Plusieurs facteurs expliquent la difficulté à dénoncer les abus dans le contexte actuel. Critiquer les autorités militaires est souvent perçu comme une trahison, tandis que les journalistes et militants indépendants subissent intimidations et restrictions. Les médias, eux-mêmes soumis à des contraintes croissantes, peinent à couvrir librement ces sujets.

Dans ce contexte, le silence observé ne reflète pas nécessairement un soutien à la politique menée. Il peut aussi traduire une peur bien réelle des conséquences d’un engagement public contre le pouvoir en place.

Une affaire qui dépasse le cadre sportif

Au-delà du football féminin, cette affaire interroge la place des militaires dans une société en conflit. Elle pose également une question fondamentale : un État peut-il garantir la sécurité de ses citoyens lorsqu’il confie l’organisation de programmes publics à des institutions militaires, sans mécanisme de contrôle efficace ?

La lutte contre le terrorisme, aussi prioritaire soit-elle, ne peut justifier une dérive autoritaire ni l’effacement des principes démocratiques.

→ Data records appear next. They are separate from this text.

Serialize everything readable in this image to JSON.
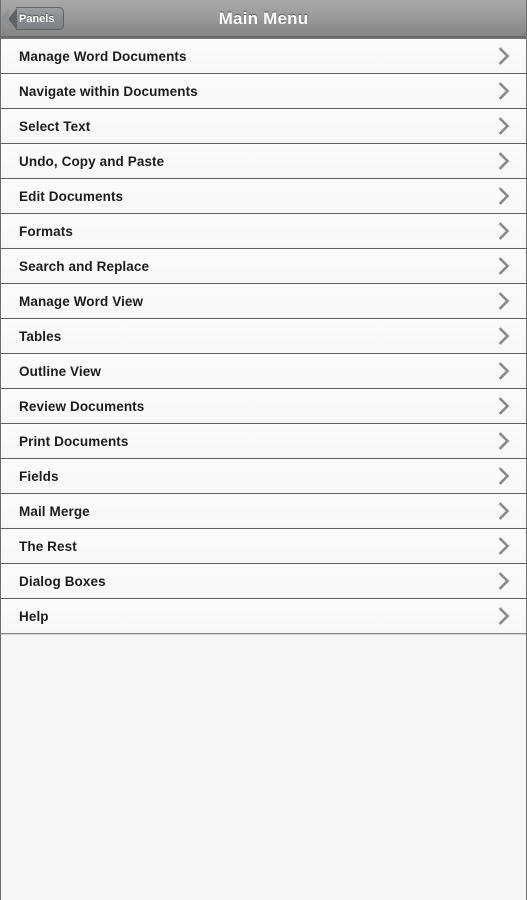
{
  "header": {
    "title": "Main Menu",
    "back_label": "Panels",
    "back_icon": "chevron-left-icon"
  },
  "menu": {
    "row_icon": "chevron-right-icon",
    "items": [
      {
        "label": "Manage Word Documents"
      },
      {
        "label": "Navigate within Documents"
      },
      {
        "label": "Select Text"
      },
      {
        "label": "Undo, Copy and Paste"
      },
      {
        "label": "Edit Documents"
      },
      {
        "label": "Formats"
      },
      {
        "label": "Search and Replace"
      },
      {
        "label": "Manage Word View"
      },
      {
        "label": "Tables"
      },
      {
        "label": "Outline View"
      },
      {
        "label": "Review Documents"
      },
      {
        "label": "Print Documents"
      },
      {
        "label": "Fields"
      },
      {
        "label": "Mail Merge"
      },
      {
        "label": "The Rest"
      },
      {
        "label": "Dialog Boxes"
      },
      {
        "label": "Help"
      }
    ]
  },
  "colors": {
    "navbar_top": "#a8a8a8",
    "navbar_bottom": "#858585",
    "row_background": "#fbfbfb",
    "row_separator": "#5f5f5f",
    "label_text": "#1c1c1c",
    "chevron": "#8a8a8a",
    "title_text": "#ffffff",
    "page_background": "#f6f6f6"
  }
}
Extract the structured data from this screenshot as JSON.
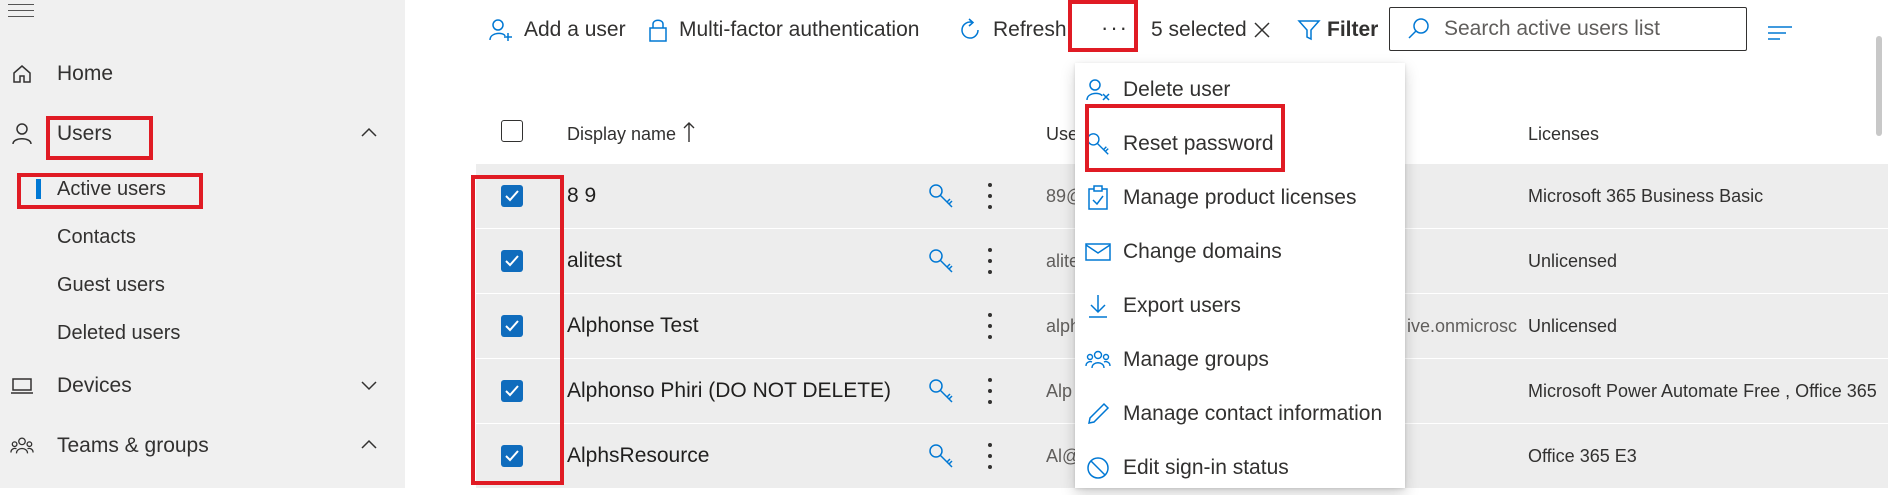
{
  "sidebar": {
    "home": "Home",
    "users": "Users",
    "users_sub": [
      "Active users",
      "Contacts",
      "Guest users",
      "Deleted users"
    ],
    "devices": "Devices",
    "teams": "Teams & groups"
  },
  "toolbar": {
    "add_user": "Add a user",
    "mfa": "Multi-factor authentication",
    "refresh": "Refresh",
    "more": "···",
    "selected_count": "5 selected",
    "filter": "Filter",
    "search_placeholder": "Search active users list"
  },
  "grid": {
    "col_display_name": "Display name",
    "col_username": "Use",
    "col_licenses": "Licenses",
    "rows": [
      {
        "name": "8 9",
        "username": "89@",
        "licenses": "Microsoft 365 Business Basic"
      },
      {
        "name": "alitest",
        "username": "alite",
        "licenses": "Unlicensed"
      },
      {
        "name": "Alphonse Test",
        "username": "alph",
        "username_tail": "ive.onmicrosc",
        "licenses": "Unlicensed"
      },
      {
        "name": "Alphonso Phiri (DO NOT DELETE)",
        "username": "Alp",
        "licenses": "Microsoft Power Automate Free , Office 365"
      },
      {
        "name": "AlphsResource",
        "username": "Al@",
        "licenses": "Office 365 E3"
      }
    ]
  },
  "menu": {
    "items": [
      "Delete user",
      "Reset password",
      "Manage product licenses",
      "Change domains",
      "Export users",
      "Manage groups",
      "Manage contact information",
      "Edit sign-in status"
    ]
  },
  "colors": {
    "accent": "#0078d4",
    "checkbox": "#0f6cbd",
    "highlight_box": "#e01b24",
    "row_bg": "#ededed",
    "sidebar_bg": "#f0f0f0"
  }
}
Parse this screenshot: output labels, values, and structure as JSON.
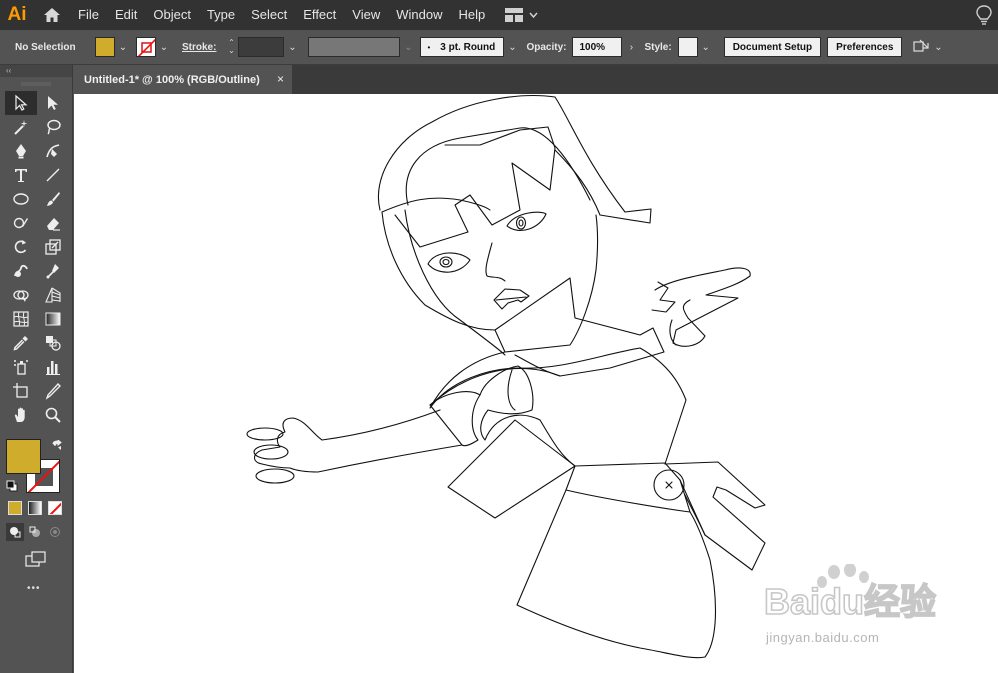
{
  "app": {
    "logo_text": "Ai",
    "accent_color": "#ff9a00"
  },
  "menu": {
    "items": [
      "File",
      "Edit",
      "Object",
      "Type",
      "Select",
      "Effect",
      "View",
      "Window",
      "Help"
    ]
  },
  "control_bar": {
    "selection_label": "No Selection",
    "fill_color": "#cfac2b",
    "stroke_label": "Stroke:",
    "brush_label": "3 pt. Round",
    "opacity_label": "Opacity:",
    "opacity_value": "100%",
    "style_label": "Style:",
    "document_setup_button": "Document Setup",
    "preferences_button": "Preferences"
  },
  "document_tab": {
    "title": "Untitled-1* @ 100% (RGB/Outline)",
    "close_glyph": "×"
  },
  "toolbox": {
    "collapse_glyph": "‹‹",
    "more_glyph": "•••",
    "fill_color": "#cfac2b"
  },
  "watermark": {
    "brand": "Baidu经验",
    "url": "jingyan.baidu.com"
  }
}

La protection des droits humains et des libertés individuelles doit rester au cœur de toute action publique.

Un recours à l’international qui en dit long

Le fait que les victimes aient choisi de déposer plainte à l’étranger plutôt qu’au Burkina Faso est un indicateur fort. Ce choix reflète une méfiance envers les institutions nationales, perçues comme incapables de garantir une enquête impartiale et transparente.

Si les enquêtes à venir confirment ces allégations, elles pourraient contraindre les autorités à réagir. Une enquête indépendante et crédible serait alors indispensable pour établir les responsabilités, protéger les victimes et rétablir la confiance dans les institutions.

Conclusion : le patriotisme ne doit pas servir de paravent aux abus

Les événements récents rappellent une vérité fondamentale : aucun projet politique, aussi ambitieux soit-il, ne peut se construire en ignorant l’État de droit. Le patriotisme ne saurait être invoqué pour justifier l’absence de contrôle ou pour étouffer les voix critiques.

Si les faits étaient avérés, cette affaire marquerait un tournant dans l’évaluation de la gouvernance burkinabè. Elle illustrerait les dangers d’une concentration excessive des pouvoirs et l’affaiblissement des mécanismes destinés à protéger les citoyens.